The first email a prospective client receives from your firm sets the tone for the entire relationship. Most firms waste this moment with a template that reads like it was written by committee — because it was.
The problem with your current intro email
Pull up the last introduction email your firm sent. Does it start with 'Thank you for reaching out'? Does it list your credentials? Does it attach a brochure?
If so, you've just told the prospect three things: you're generic, you're self-focused, and you think a PDF will close the deal.
What a great intro email does
A great introduction email does one thing: it makes the prospect feel understood before you've met them. It demonstrates that you've already started thinking about their problem.
- Lead with their situation, not your resume
- Reference something specific — the referral context, their industry, their timing
- Propose a next step that's low-commitment and high-value
- Keep it under 150 words
The structure
Paragraph one: Acknowledge how they found you and reflect back what you understand about their need. Two sentences.

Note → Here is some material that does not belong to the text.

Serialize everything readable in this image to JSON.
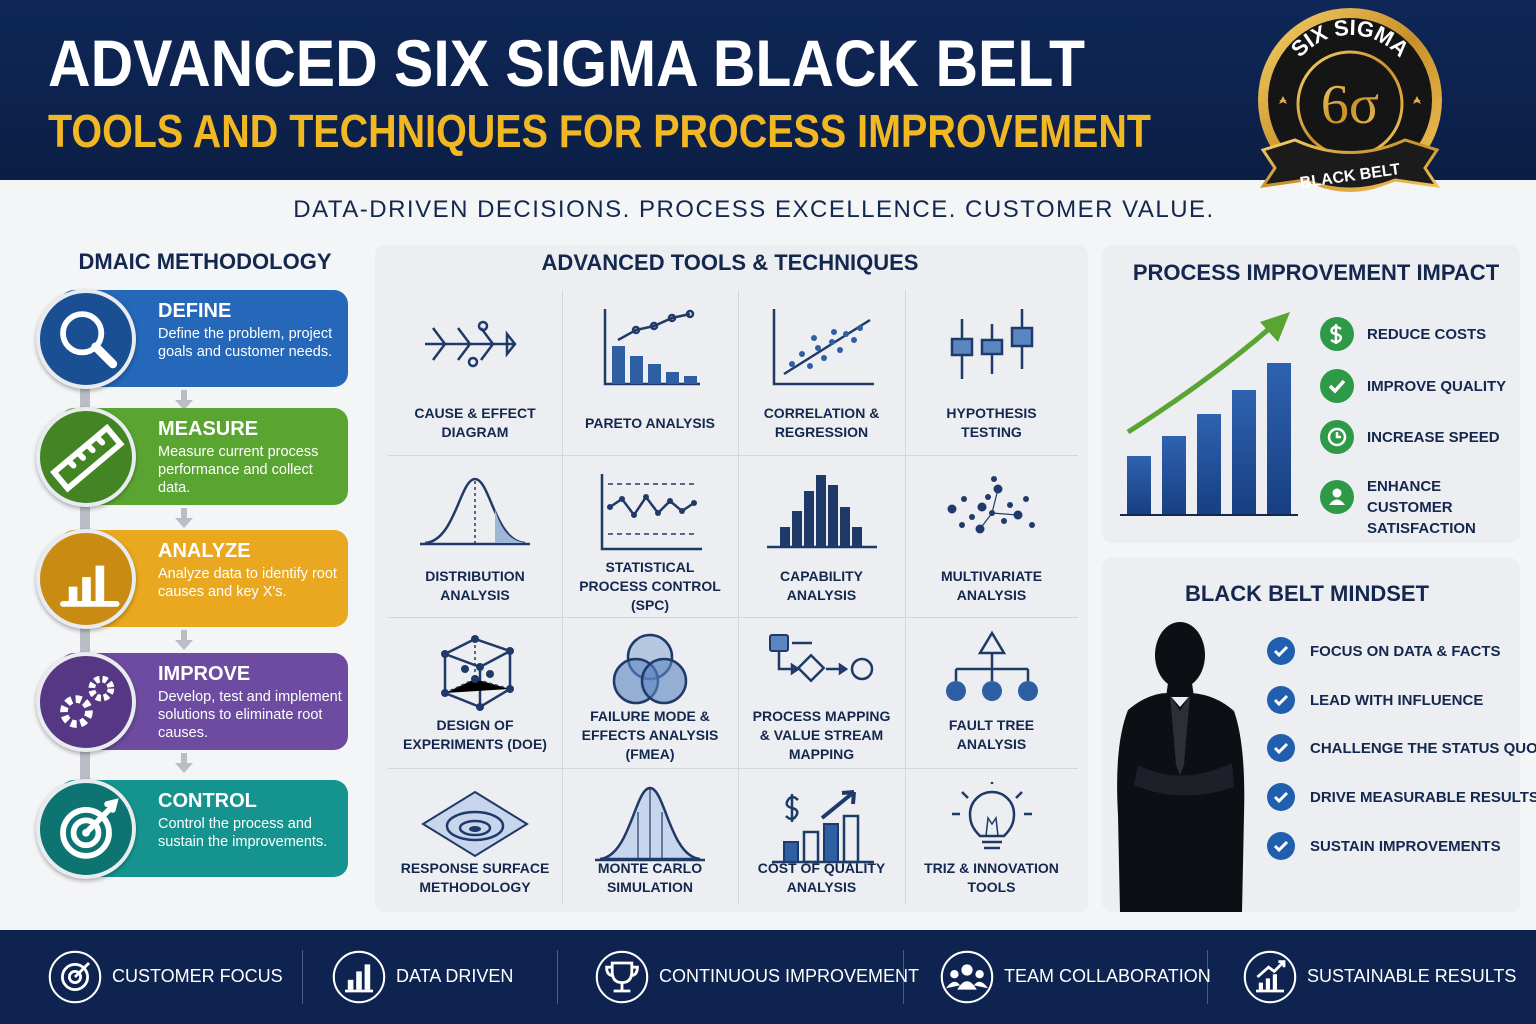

Paragraph two: One sentence about why you're a fit — specific to their situation, not a generic capability statement.
Paragraph three: Propose a 20-minute call with a specific time. Don't ask 'when works for you' — offer a slot.
The best intro email feels like a conversation has already started, not like a form letter just fired.
Test it
Send the new version to your five most recent inquiries alongside the old one. Track response rates. The data will settle the debate faster than any partner meeting.